Comment FORTRAN 66 (Score 1) 633
I learned FORTRAN 66 (or FORTRAN 4 - can't quite remember) in 1975 when I was 36 years old. The class was offered by the School of Business and run on a CDC 6500 60 bit computer. Input was punch cards ander the cycle was: punch the cards for code being really careful to keep them in order; sandwich the cards between the CDC control language cards, wrap with rubber bands and drop in an input window; after 45 minutes to a couple of hours time later start checking for output consisting of the printer output wrapped around the cards; correct errors; and repeat the cycle.
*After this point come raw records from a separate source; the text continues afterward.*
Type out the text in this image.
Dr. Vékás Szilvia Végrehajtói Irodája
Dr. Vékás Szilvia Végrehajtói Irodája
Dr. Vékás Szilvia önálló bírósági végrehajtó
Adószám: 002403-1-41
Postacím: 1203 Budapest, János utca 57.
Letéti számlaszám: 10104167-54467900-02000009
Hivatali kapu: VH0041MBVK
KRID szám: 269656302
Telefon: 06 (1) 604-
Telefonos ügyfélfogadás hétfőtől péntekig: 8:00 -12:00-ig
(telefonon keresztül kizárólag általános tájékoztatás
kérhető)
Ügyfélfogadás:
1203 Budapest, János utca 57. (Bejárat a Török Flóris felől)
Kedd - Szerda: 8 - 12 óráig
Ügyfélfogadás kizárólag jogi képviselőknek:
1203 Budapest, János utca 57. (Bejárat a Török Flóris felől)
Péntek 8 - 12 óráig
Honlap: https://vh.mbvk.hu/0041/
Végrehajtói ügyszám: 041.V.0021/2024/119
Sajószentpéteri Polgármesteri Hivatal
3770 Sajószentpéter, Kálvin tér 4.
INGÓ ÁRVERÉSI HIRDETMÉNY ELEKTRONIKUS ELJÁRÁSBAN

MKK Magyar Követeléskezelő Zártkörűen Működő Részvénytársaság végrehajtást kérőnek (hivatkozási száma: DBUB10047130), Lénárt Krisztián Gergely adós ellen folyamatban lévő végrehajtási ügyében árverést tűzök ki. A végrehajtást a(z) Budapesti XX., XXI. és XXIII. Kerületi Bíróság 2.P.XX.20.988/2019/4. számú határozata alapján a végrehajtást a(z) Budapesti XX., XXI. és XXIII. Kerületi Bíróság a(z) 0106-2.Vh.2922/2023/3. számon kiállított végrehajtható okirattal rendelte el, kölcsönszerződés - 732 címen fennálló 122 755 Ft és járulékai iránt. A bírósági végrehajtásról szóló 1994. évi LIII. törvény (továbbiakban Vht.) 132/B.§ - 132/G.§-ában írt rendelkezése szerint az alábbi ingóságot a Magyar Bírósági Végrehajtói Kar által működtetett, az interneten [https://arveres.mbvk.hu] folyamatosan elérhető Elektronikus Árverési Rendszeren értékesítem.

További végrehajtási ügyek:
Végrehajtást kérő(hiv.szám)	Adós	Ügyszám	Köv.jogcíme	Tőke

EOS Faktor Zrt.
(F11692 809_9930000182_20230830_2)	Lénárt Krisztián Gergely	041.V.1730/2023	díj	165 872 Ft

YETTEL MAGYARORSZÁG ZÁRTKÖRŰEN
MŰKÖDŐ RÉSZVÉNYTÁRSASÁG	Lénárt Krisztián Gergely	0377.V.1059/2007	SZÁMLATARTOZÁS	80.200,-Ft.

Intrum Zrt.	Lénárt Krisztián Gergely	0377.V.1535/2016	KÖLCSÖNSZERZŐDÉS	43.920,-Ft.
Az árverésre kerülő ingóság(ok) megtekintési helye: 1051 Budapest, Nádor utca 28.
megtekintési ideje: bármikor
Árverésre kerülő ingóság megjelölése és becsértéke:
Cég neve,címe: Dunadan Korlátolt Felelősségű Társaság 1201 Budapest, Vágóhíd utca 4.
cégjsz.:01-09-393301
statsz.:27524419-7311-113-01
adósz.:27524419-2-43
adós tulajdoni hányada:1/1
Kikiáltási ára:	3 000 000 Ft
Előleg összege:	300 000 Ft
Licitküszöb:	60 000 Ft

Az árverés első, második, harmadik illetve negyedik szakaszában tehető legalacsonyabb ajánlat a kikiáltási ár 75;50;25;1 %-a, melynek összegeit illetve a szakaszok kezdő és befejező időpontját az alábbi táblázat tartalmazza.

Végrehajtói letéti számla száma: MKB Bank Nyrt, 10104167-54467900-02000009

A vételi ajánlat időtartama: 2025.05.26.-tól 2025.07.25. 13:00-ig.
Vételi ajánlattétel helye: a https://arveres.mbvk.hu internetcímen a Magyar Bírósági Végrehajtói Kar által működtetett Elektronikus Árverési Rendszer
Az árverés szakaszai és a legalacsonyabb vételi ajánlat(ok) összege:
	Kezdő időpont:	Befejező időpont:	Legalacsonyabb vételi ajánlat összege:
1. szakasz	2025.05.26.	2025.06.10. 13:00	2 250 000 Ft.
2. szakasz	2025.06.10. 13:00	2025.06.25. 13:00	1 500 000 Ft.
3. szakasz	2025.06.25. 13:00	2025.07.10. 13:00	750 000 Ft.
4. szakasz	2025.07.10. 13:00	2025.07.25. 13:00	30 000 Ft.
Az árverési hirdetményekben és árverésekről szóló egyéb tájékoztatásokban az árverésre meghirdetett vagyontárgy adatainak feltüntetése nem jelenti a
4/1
I learned quite quickly that the lab was almost empty at 10 PM so I got in the habit of doing my homework at night. I made friends with the operator and learned how to operate the machine which had 5 MB disk drives that were larger than my washing machine. IIRC it had 64 MB of memory and that 32 MB were available to the user. The printers were really, really fast and someone had wired a speaker to some part of the CPU so one could differentiate sounds and sometimes discern what tasks it was doing.
Later that semester a time sharing system was set up and I switched to using a teletype for input and then used it for class but the FORTRAN was a little different, I taught myself BASIC at that time as well.
One other thing I remembered was that most of the students, I think they were actually in the School of Business, had a really hard time 'getting it'. I used to compose my homework while the instructor was answering their questions.
It was 'spaghetti' programming at its worst.